HESI LPN
CAT Exam Practice
1. Which type of wound would most likely require immediate intervention by the healthcare provider?
- A. Laceration
- B. Abrasion
- C. Contusion
- D. Ulceration
Correct answer: A
Rationale: A laceration would most likely require immediate intervention by the healthcare provider due to its deeper tissue damage, significant bleeding, and higher risk of infection compared to abrasions, contusions, and ulcerations. Lacerations often need prompt attention to control bleeding, clean the wound, and reduce the risk of infection. Abrasions are superficial wounds that usually do not require urgent attention as they tend to heal well on their own with basic wound care. Contusions are bruises that typically resolve on their own without immediate intervention. Ulcerations are open sores that may require intervention but not necessarily immediate action unless complicated by infection or other issues.
2. A client with renal disease seems anxious and presents with the onset of shortness of breath, lethargy, edema, and weight gain. Which action should the nurse implement first?
- A. Determine serum potassium level
- B. Calculate the client’s daily fluid intake
- C. Assess client for signs of vertigo
- D. Review the client’s pulse oximetry reading
Correct answer: A
Rationale: The correct answer is to determine the client's serum potassium level. In a client with renal disease experiencing symptoms like shortness of breath, lethargy, edema, and weight gain, assessing serum potassium levels is crucial. Electrolyte imbalances, including potassium, can lead to serious complications such as cardiac arrhythmias and muscle weakness. Calculating daily fluid intake may be important but addressing acute symptoms related to electrolyte imbalances takes precedence. Assessing for signs of vertigo and reviewing pulse oximetry reading are not the priority in this scenario compared to assessing and managing potential electrolyte imbalances.
3. The nurse is planning to assess a client's oxygen saturation to determine if additional oxygen is needed via nasal cannula. The client has bilateral below-the-knee amputations and weak, thread pedal pulses. What action should the nurse take?

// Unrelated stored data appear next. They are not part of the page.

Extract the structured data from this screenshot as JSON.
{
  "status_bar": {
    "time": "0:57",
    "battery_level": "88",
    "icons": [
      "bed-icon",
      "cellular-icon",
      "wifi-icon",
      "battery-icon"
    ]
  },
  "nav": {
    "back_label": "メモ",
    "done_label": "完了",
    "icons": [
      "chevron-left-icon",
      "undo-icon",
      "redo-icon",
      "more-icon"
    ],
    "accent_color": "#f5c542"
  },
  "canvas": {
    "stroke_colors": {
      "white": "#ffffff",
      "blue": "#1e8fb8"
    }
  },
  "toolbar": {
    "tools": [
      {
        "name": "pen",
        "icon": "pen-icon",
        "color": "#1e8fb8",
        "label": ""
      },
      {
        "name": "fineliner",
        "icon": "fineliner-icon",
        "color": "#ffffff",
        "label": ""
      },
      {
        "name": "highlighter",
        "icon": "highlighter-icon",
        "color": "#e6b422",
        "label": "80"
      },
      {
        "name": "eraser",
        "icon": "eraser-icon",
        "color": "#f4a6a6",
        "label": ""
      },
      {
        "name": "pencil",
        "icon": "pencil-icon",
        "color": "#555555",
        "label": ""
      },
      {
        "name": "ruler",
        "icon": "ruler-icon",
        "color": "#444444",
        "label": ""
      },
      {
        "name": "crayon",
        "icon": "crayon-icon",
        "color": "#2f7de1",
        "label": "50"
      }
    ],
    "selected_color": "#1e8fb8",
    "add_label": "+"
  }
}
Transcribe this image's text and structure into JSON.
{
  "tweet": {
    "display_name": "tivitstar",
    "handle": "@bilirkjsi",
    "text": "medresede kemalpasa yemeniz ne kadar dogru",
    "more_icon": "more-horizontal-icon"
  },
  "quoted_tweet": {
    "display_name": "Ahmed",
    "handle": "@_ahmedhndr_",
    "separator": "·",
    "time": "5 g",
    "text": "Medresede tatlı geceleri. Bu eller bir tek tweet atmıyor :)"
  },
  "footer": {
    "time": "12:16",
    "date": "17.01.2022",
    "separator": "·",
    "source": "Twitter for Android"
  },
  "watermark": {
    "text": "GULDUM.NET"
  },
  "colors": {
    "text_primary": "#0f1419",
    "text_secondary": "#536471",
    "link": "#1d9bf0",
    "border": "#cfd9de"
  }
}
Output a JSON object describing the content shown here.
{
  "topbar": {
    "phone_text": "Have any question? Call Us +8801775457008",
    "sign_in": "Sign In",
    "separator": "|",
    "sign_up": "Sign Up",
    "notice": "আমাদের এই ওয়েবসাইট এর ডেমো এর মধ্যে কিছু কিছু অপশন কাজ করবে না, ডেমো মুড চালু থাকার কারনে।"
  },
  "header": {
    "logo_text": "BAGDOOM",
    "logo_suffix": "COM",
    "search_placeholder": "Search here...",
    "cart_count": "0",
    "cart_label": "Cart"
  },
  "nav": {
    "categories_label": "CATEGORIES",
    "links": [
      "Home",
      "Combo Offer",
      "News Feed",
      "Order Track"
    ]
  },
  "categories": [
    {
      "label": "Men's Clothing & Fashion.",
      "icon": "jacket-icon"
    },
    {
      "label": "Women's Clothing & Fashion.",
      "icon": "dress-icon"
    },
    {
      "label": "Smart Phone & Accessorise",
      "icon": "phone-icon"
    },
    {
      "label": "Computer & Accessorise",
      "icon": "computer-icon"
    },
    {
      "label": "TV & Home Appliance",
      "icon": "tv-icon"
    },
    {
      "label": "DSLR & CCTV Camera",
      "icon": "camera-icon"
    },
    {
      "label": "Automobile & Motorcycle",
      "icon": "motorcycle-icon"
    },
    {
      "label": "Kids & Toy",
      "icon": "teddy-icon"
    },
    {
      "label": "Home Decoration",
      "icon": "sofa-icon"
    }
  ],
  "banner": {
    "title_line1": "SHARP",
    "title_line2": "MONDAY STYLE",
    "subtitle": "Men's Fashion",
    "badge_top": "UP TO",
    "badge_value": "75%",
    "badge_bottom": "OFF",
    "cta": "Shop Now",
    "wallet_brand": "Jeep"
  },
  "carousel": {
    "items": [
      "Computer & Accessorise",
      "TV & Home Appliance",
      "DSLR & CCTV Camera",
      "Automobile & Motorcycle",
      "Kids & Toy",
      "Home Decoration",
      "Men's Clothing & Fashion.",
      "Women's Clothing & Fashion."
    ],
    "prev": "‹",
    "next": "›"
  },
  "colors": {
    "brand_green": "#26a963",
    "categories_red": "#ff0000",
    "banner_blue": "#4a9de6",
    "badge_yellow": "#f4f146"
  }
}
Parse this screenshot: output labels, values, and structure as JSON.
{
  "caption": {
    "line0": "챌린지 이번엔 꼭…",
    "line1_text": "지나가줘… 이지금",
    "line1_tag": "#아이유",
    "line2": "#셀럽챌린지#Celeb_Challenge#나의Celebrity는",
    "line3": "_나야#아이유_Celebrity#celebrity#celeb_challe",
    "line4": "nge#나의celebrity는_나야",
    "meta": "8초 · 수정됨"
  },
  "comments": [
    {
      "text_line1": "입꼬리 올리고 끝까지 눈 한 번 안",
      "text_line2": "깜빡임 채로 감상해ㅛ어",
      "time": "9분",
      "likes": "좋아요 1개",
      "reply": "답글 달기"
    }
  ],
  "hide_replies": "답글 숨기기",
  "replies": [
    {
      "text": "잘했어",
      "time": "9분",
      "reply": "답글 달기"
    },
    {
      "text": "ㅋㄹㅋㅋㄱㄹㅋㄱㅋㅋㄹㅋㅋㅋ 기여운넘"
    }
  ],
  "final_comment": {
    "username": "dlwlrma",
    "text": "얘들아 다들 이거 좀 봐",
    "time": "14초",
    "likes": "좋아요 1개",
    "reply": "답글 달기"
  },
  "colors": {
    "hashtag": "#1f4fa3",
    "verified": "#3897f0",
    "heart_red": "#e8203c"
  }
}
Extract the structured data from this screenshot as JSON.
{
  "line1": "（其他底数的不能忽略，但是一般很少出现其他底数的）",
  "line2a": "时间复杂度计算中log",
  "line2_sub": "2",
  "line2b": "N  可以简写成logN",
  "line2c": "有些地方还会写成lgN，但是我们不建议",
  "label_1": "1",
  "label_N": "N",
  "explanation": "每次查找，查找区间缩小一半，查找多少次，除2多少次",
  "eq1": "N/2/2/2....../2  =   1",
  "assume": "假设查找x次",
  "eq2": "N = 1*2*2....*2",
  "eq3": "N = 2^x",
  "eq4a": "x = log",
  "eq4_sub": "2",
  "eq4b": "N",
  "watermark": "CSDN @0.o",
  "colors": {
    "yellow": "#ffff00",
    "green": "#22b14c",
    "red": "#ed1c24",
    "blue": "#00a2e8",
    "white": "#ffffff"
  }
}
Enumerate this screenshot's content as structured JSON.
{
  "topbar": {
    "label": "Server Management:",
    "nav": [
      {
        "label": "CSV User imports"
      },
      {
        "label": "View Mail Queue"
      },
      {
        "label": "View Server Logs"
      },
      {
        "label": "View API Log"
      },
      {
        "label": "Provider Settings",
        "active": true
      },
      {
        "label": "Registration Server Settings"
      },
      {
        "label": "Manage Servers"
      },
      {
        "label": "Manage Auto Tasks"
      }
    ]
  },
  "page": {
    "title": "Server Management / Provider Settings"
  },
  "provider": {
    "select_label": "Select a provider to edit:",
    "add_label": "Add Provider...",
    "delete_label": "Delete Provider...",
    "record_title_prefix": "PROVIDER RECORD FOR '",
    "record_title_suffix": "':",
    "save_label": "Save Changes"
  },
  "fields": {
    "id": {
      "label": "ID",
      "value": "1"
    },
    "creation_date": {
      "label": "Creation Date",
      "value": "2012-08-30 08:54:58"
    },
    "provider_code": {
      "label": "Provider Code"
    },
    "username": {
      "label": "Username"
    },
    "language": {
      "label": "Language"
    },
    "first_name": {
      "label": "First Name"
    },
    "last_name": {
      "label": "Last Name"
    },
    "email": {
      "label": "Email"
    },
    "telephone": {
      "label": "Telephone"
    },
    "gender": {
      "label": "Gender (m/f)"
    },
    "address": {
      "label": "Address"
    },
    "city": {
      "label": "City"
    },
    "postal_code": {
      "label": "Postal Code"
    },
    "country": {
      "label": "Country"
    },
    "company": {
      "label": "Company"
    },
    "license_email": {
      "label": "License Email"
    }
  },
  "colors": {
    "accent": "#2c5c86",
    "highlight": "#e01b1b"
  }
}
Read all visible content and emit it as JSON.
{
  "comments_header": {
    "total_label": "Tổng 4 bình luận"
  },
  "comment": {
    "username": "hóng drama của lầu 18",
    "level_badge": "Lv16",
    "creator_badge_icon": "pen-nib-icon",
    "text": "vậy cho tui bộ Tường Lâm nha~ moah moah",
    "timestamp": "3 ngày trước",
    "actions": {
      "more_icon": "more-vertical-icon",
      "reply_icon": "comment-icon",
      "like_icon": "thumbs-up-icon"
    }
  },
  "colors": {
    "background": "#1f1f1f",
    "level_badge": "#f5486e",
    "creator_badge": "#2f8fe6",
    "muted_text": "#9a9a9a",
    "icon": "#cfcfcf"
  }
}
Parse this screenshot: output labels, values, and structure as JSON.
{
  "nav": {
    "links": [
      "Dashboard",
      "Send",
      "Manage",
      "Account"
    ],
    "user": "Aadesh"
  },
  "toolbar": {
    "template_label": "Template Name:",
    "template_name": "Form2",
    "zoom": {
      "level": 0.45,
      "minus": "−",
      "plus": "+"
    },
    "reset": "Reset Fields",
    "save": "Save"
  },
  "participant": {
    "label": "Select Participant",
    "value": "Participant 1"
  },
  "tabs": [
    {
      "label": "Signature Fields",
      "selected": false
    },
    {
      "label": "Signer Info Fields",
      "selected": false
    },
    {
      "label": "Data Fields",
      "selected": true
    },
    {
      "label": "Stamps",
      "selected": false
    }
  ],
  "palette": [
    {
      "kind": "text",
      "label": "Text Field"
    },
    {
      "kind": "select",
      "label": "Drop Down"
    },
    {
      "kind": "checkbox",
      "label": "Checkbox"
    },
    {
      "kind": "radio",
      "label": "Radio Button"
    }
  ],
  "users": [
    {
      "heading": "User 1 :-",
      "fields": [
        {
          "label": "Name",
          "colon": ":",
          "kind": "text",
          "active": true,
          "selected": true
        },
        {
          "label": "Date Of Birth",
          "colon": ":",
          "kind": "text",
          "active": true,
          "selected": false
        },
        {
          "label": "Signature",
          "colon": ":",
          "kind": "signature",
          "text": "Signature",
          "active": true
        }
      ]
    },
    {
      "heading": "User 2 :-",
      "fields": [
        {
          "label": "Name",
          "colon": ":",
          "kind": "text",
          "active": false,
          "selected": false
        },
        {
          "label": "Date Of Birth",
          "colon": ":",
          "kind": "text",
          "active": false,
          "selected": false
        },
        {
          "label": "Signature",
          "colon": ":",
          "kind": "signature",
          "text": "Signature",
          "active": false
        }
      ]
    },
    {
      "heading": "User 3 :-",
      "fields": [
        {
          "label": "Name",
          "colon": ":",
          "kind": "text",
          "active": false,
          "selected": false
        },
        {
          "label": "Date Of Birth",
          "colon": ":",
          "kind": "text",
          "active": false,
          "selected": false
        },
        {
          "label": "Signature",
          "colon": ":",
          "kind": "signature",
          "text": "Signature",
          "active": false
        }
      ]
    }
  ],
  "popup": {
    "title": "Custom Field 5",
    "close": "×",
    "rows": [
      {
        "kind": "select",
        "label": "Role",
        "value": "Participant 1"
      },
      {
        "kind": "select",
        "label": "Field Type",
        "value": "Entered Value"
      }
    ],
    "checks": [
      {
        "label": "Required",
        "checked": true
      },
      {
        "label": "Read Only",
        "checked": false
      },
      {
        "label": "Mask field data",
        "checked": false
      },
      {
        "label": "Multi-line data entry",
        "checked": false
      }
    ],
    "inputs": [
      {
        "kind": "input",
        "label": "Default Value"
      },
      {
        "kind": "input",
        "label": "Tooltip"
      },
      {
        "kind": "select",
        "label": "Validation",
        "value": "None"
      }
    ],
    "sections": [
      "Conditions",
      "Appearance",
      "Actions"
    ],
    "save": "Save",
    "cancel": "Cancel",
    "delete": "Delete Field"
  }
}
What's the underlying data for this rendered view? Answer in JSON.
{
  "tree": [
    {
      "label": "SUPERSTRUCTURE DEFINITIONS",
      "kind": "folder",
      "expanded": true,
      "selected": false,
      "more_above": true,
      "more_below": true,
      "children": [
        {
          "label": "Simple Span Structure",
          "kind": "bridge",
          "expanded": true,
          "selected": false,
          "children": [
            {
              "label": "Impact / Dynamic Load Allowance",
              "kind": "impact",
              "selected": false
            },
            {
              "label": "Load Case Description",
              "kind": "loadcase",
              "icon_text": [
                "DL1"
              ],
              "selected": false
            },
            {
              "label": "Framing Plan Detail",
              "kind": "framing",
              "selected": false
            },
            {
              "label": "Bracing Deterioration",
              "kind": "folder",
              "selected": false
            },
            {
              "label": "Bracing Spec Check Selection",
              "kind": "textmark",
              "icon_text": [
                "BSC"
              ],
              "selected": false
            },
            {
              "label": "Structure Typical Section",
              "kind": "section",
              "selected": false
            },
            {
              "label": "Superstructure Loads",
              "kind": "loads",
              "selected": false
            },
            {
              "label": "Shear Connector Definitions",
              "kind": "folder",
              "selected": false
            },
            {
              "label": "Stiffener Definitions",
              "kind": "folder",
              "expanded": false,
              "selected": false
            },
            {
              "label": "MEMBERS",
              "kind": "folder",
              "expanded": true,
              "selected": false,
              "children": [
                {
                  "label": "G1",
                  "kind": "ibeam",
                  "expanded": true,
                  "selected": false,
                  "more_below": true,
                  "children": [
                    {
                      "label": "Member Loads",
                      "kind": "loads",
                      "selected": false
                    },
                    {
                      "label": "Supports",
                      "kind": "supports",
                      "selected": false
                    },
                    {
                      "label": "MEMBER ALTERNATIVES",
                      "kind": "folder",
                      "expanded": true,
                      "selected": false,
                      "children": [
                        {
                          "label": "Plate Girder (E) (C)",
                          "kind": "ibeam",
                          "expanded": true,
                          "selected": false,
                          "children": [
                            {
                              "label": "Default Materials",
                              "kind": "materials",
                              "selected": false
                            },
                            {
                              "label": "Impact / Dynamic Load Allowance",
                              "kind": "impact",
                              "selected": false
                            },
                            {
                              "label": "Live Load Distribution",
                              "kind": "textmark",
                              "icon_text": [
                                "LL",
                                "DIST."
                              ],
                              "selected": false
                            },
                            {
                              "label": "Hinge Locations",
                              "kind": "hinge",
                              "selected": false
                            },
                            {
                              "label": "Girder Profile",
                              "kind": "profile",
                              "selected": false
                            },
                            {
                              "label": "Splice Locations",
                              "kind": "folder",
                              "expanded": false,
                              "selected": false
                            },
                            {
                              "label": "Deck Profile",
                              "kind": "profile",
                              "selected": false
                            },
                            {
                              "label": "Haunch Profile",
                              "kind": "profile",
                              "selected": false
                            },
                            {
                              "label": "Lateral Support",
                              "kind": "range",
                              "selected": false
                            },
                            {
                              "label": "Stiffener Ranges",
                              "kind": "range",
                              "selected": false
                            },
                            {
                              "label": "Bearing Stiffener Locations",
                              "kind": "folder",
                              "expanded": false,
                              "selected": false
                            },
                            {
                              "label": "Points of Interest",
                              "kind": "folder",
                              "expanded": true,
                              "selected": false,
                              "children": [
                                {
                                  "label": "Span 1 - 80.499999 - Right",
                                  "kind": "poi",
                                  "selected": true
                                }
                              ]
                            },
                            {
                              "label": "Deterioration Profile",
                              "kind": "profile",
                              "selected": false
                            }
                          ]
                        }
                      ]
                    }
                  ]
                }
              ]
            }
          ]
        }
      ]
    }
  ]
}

- A. Document that an accurate oxygen saturation reading cannot be obtained
- B. Elevate the client's hands for five minutes prior to obtaining a reading from the finger
- C. Increase the oxygen based on the client's breathing patterns and lung sounds
- D. Place the oximeter clip on the earlobe to obtain the oxygen saturation reading
Correct answer: D
Rationale: Placing the oximeter clip on the earlobe is appropriate for clients with poor peripheral circulation, such as those with weak and thread pedal pulses due to bilateral below-the-knee amputations. This placement can provide a more accurate reading of oxygen saturation in such clients. Choice A is incorrect because alternative methods, such as earlobe placement, can be used to obtain accurate readings. Choice B is unnecessary and not related to obtaining an accurate oxygen saturation reading. Choice C is incorrect because increasing oxygen without assessing the oxygen saturation level first can be detrimental and is not based on evidence-based practice.
4. Where should the nurse choose as the best location to begin a screening program for hypothyroidism?
- A. A business and professional women's group.
- B. An African-American senior citizens center.
- C. A daycare center in a Hispanic neighborhood.
- D. An after-school center for Native-American teens.
Correct answer: B
Rationale: The best location for beginning a screening program for hypothyroidism would be an African-American senior citizens center. This choice is the most suitable as hypothyroidism is more prevalent among older adults, and African-American seniors are at a higher risk for this condition due to various factors like genetics and lifestyle. Choices A, C, and D are less appropriate because hypothyroidism is not specifically linked to business and professional women, Hispanic children, or Native-American teens. Targeting the high-risk group, which in this case, are African-American seniors, increases the chances of successful screening and early detection.
5. A male client is returned to the surgical unit following a left nephrectomy and is medicated with morphine. His dressing has a small amount of bloody drainage, and a Jackson-Pratt bulb surgical drainage device is in place. Which intervention is most important for the nurse to include in this client's plan of care?
- A. Monitor urine output hourly
- B. Assess for back muscle aches
- C. Record drainage from the drain
- D. Obtain body weight daily
Correct answer: C
Rationale: The most important intervention for the nurse to include in the client's plan of care following a left nephrectomy with a Jackson-Pratt bulb in place is to record drainage from the drain. Monitoring the drainage is crucial as it helps assess for potential complications such as hemorrhage, infection, or other issues related to the surgical site. Assessing urine output is important post-nephrectomy but not as critical as directly monitoring the drainage. Assessing for back muscle aches may be relevant for pain management but not as crucial as monitoring the drainage. Obtaining body weight daily is not directly related to assessing the surgical drain output and is less critical in this scenario.